Seventh album for the band of Savannah, Georgia, and I must say that for sure, Kylesa are not part of those bands that do not dare anything. Despite a good following, and a critical acclamation, they do not reiterate default schemes, and certainly the definition of sludge metal it's too tight for them. We had already identified, in a sort of shoegaze metal, one of them many facets, but this time they gone well over. While retaining a structure and a rough sound, here we have strong influences of eighties new wave (reverb, echo voices, rhythmic patterns, and almost tribal percussion - they have two drummers, live).
The reiteration of some verses make them psychedelic enough, the alternation of the female voice (Laura Pleasants, also guitar) and the male voice (Philip Cope, also guitar, bass, keyboards), the gait overbearing and the instrumental digressions, the sudden return to the dominant riff, the interesting and complex songwriting, the enveloping and never trivial sound, are the sign of a band that, as said, it's not comfortable in a niche.

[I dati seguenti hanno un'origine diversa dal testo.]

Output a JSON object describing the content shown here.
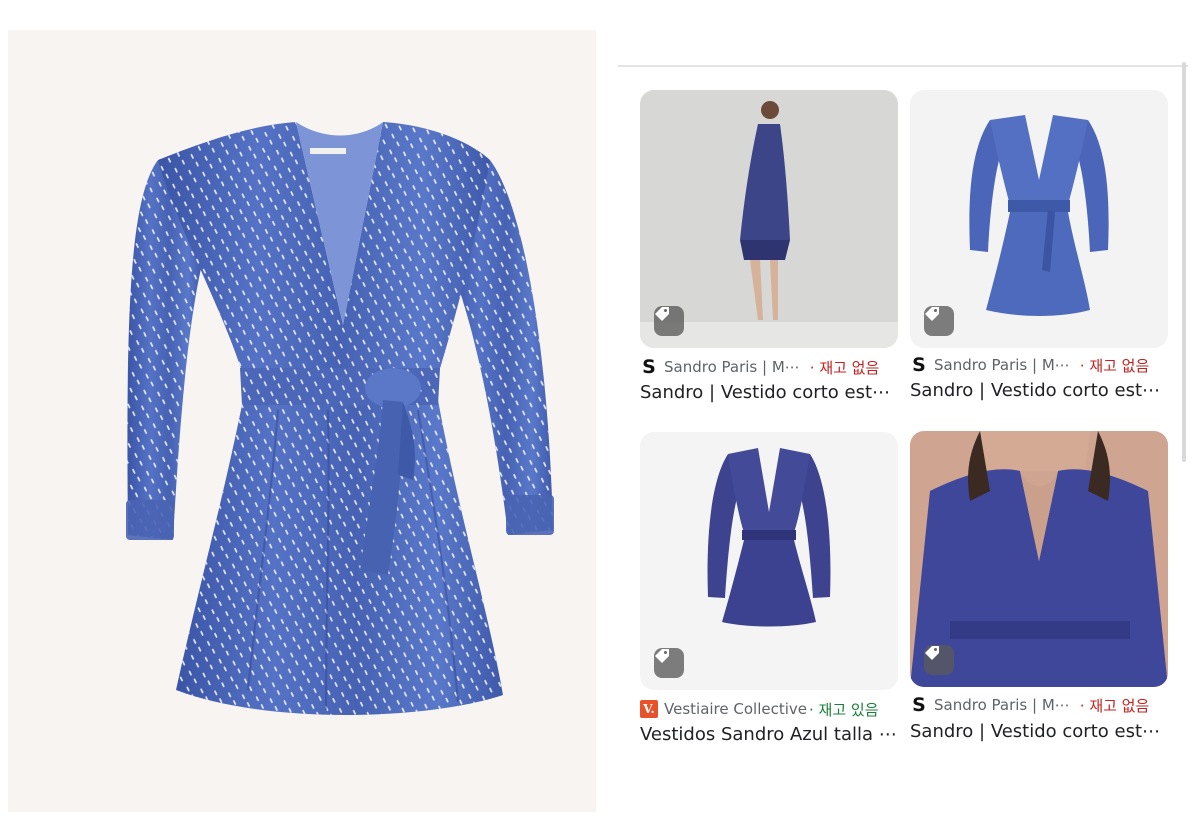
{
  "results": [
    {
      "source_icon": "sandro-logo-icon",
      "source_initial": "S",
      "source": "Sandro Paris | M⋯",
      "stock": "· 재고 없음",
      "title": "Sandro | Vestido corto est⋯"
    },
    {
      "source_icon": "sandro-logo-icon",
      "source_initial": "S",
      "source": "Sandro Paris | M⋯",
      "stock": "· 재고 없음",
      "title": "Sandro | Vestido corto est⋯"
    },
    {
      "source_icon": "vestiaire-logo-icon",
      "source_initial": "V.",
      "source": "Vestiaire Collective",
      "stock": "· 재고 있음",
      "title": "Vestidos Sandro Azul talla ⋯"
    },
    {
      "source_icon": "sandro-logo-icon",
      "source_initial": "S",
      "source": "Sandro Paris | M⋯",
      "stock": "· 재고 없음",
      "title": "Sandro | Vestido corto est⋯"
    }
  ],
  "colors": {
    "out_of_stock": "#c5221f",
    "in_stock": "#188038",
    "dress_blue": "#4a64b4",
    "dress_navy": "#3a3f86"
  }
}
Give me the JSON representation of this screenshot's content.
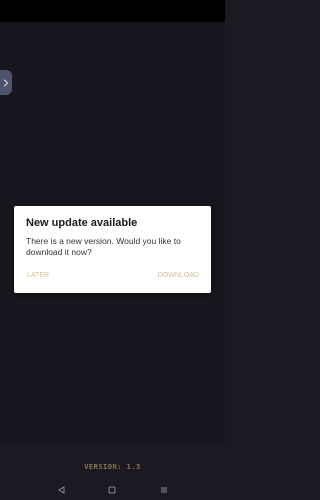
{
  "dialog": {
    "title": "New update available",
    "message": "There is a new version. Would you like to download it now?",
    "later_label": "LATER",
    "download_label": "DOWNLOAD"
  },
  "footer": {
    "version": "VERSION: 1.3"
  },
  "icons": {
    "side_tab": "chevron-right-icon",
    "nav_back": "back-triangle-icon",
    "nav_home": "home-square-icon",
    "nav_menu": "menu-lines-icon"
  },
  "colors": {
    "background": "#1c1b24",
    "accent": "#d2c08f",
    "version_text": "#8a7a4f"
  }
}
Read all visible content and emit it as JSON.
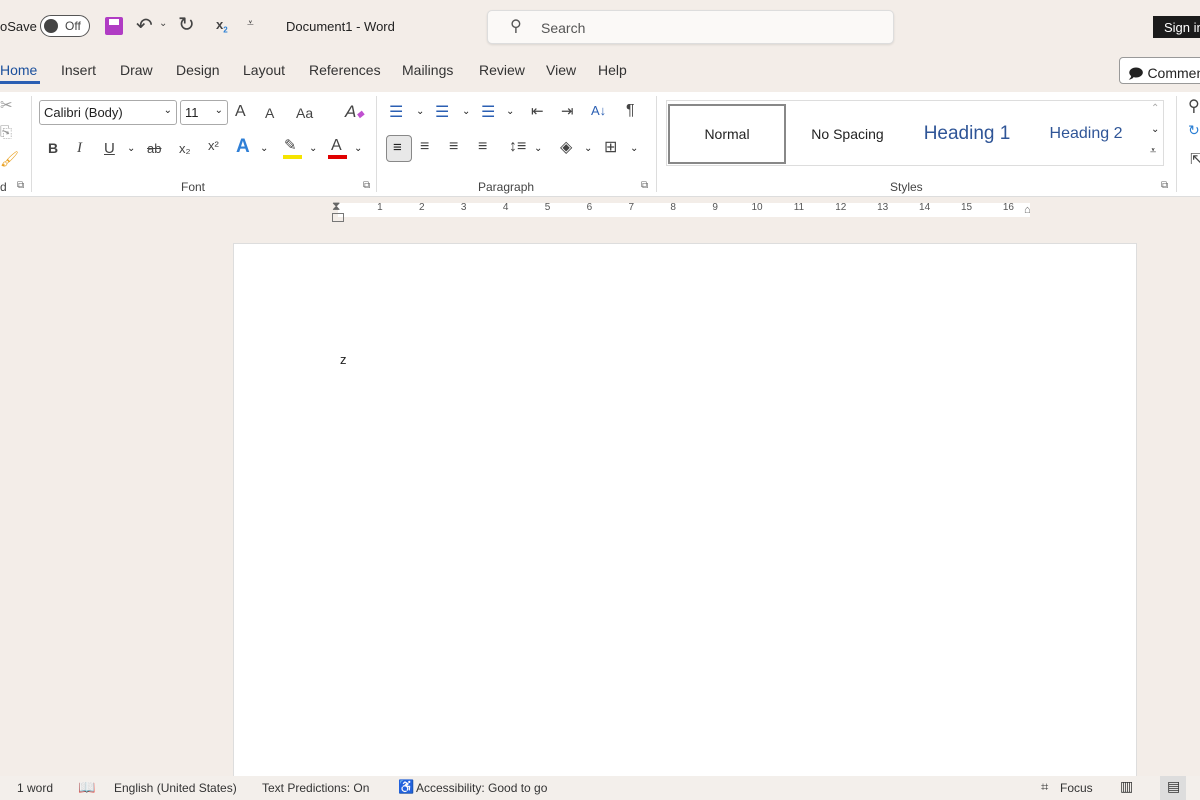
{
  "titlebar": {
    "autosave_label": "oSave",
    "autosave_state": "Off",
    "doc_title": "Document1  -  Word",
    "search_placeholder": "Search",
    "signin": "Sign in"
  },
  "tabs": [
    {
      "label": "Home",
      "active": true
    },
    {
      "label": "Insert"
    },
    {
      "label": "Draw"
    },
    {
      "label": "Design"
    },
    {
      "label": "Layout"
    },
    {
      "label": "References"
    },
    {
      "label": "Mailings"
    },
    {
      "label": "Review"
    },
    {
      "label": "View"
    },
    {
      "label": "Help"
    }
  ],
  "comments_label": "Comments",
  "font": {
    "name": "Calibri (Body)",
    "size": "11",
    "group_label": "Font",
    "grow": "A",
    "shrink": "A",
    "case": "Aa",
    "bold": "B",
    "italic": "I",
    "underline": "U",
    "strike": "ab",
    "sub": "x₂",
    "sup": "x²",
    "effects": "A",
    "highlight_color": "#f5e400",
    "font_color": "#e00000"
  },
  "paragraph": {
    "group_label": "Paragraph",
    "pilcrow": "¶",
    "sort": "A↓"
  },
  "clipboard": {
    "group_label": "d"
  },
  "styles": {
    "group_label": "Styles",
    "items": [
      "Normal",
      "No Spacing",
      "Heading 1",
      "Heading 2"
    ],
    "heading_color": "#2f5597"
  },
  "ruler": {
    "numbers": [
      "1",
      "2",
      "3",
      "4",
      "5",
      "6",
      "7",
      "8",
      "9",
      "10",
      "11",
      "12",
      "13",
      "14",
      "15",
      "16"
    ]
  },
  "document": {
    "text": "z"
  },
  "status": {
    "words": "1 word",
    "language": "English (United States)",
    "predictions": "Text Predictions: On",
    "accessibility": "Accessibility: Good to go",
    "focus": "Focus"
  }
}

They write songs that, despite the roughness and a good complexity, do not give up the melodies, even if "wild", but sometimes even surprisingly catchy, just listen to the wonderful "Moving Day". The reviewer on Pitchfork magazine uses the name of the Pixies (and even of Meat Puppets distantly), to give the coordinates of the sound of Kylesa on this their last job, and I must say that in some passages I strongly agree. But of course, the amalgam of influences, not always managed to perfection, is undoubtedly fascinating. Kylesa are distinguished by personality, and confirmed, they are a band to whom we must bring the utmost respect.